For them, it is personal, Abboud said. Adelson’s son from a previous marriage died of a drug overdose.
The billionaire’s involvement in Florida came at the behest of his friend Mel Sembler, a major GOP donor and former ambassador to Italy who runs a Florida-based network of drug treatment facilities that have attracted controversy for alleged harsh tactics with patients. Sembler and his wife, Betty, went to the Adelsons “and made a personal plea,” Abboud said. “They can be very persuasive.”
As the Adelson money flowed, the campaign to legalize medical marijuana in Florida suffered another setback when a video of Amendment 2’s chief sponsor, a wealthy, well-connected trial lawyer named John Morgan, went viral on YouTube. In it, Morgan, drink in hand, clearly inebriated and cussing with abandon, extolled the virtues of getting high before a rally of rowdy college kids at the Boots N Buckles bar in Lakeland, a central Florida city about halfway between Tampa and Orlando.
“He self-destructed in public view,” said David Colburn, director of the Bob Graham Center for Public Service at the University of Florida. The center’s latest poll shows support for the proposal has dipped to 48%.
“This is a serious issue which requires a serious discourse before people are going to be persuaded,” Colburn said. “Instead, it became a bit of a joke.”
The outlook is brighter, but still dicey, for legalization advocates in Oregon, where voters will decide whether to go the way of their neighbors in Washington and allow the sale of pot for recreational use.
This is a repeat try for pot backers in Oregon, who lost narrowly in 2012. This year, advocates are better organized, have a measure written to appeal more broadly, and are flush with cash thanks to millions of dollars in backing from Drug Policy Action, the political arm of the Drug Policy Alliance, which is funded by billionaire George Soros.
Yet polls show support for the measure hovering just above 50%.

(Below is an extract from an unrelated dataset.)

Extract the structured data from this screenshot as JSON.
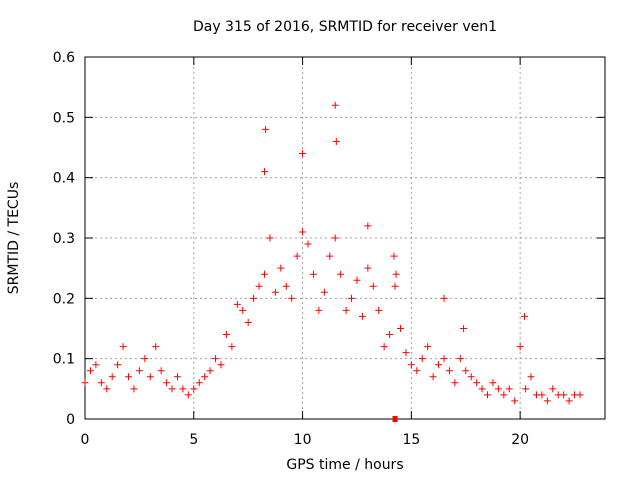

“It is closer than we would like,” said Ethan Nadelmann, executive director of the alliance.
Oregon is a crucial state for legalization supporters, who hope to see marijuana available for sale to adults up and down the West Coast by 2016. GOP-dominated Alaska is also considered a prize as organizers seek to enlist more Republicans in their crusade. But polls, while notoriously unreliable in Alaska, generally show the measure falling short.

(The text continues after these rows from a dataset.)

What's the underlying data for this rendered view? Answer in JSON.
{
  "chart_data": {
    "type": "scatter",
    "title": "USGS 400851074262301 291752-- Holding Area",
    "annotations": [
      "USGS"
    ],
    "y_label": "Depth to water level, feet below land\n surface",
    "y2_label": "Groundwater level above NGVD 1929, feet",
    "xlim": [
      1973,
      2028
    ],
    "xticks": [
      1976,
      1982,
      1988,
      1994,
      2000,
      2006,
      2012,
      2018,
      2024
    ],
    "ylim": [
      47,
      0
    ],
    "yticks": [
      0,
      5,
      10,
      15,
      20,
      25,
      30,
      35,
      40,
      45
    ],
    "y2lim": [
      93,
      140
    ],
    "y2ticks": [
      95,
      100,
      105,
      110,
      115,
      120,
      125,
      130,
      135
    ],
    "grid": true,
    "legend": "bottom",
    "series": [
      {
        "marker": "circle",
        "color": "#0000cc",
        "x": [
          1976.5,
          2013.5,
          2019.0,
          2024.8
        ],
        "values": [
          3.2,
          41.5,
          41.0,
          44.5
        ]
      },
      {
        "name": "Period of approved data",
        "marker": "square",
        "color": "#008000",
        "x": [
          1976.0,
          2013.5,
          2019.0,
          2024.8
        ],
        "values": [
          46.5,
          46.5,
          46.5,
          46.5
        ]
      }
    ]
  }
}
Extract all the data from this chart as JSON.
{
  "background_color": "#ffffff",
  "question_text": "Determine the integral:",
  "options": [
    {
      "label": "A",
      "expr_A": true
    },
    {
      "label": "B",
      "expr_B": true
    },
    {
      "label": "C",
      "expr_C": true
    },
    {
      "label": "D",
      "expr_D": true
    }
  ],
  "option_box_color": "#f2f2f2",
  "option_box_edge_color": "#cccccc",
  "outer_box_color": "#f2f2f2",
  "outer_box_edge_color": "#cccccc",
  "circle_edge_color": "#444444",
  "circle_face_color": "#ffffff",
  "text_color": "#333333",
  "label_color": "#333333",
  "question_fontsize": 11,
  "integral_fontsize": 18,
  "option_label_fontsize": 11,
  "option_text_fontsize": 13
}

Regardless of what happens next week, organizers believe they are positioned for big wins in 2016, a presidential election year, which typically brings out an electorate that is younger and more liberal, Nadelmann said.
This year, though, is proving to be difficult.
“We’re dealing with a tough mood in the country right now with Ebola and ISIS and the big drop in the stock market,” Nadelmann said. “It puts a drag on things. People are not in a forward-thinking state of mind. They are more wary of change.”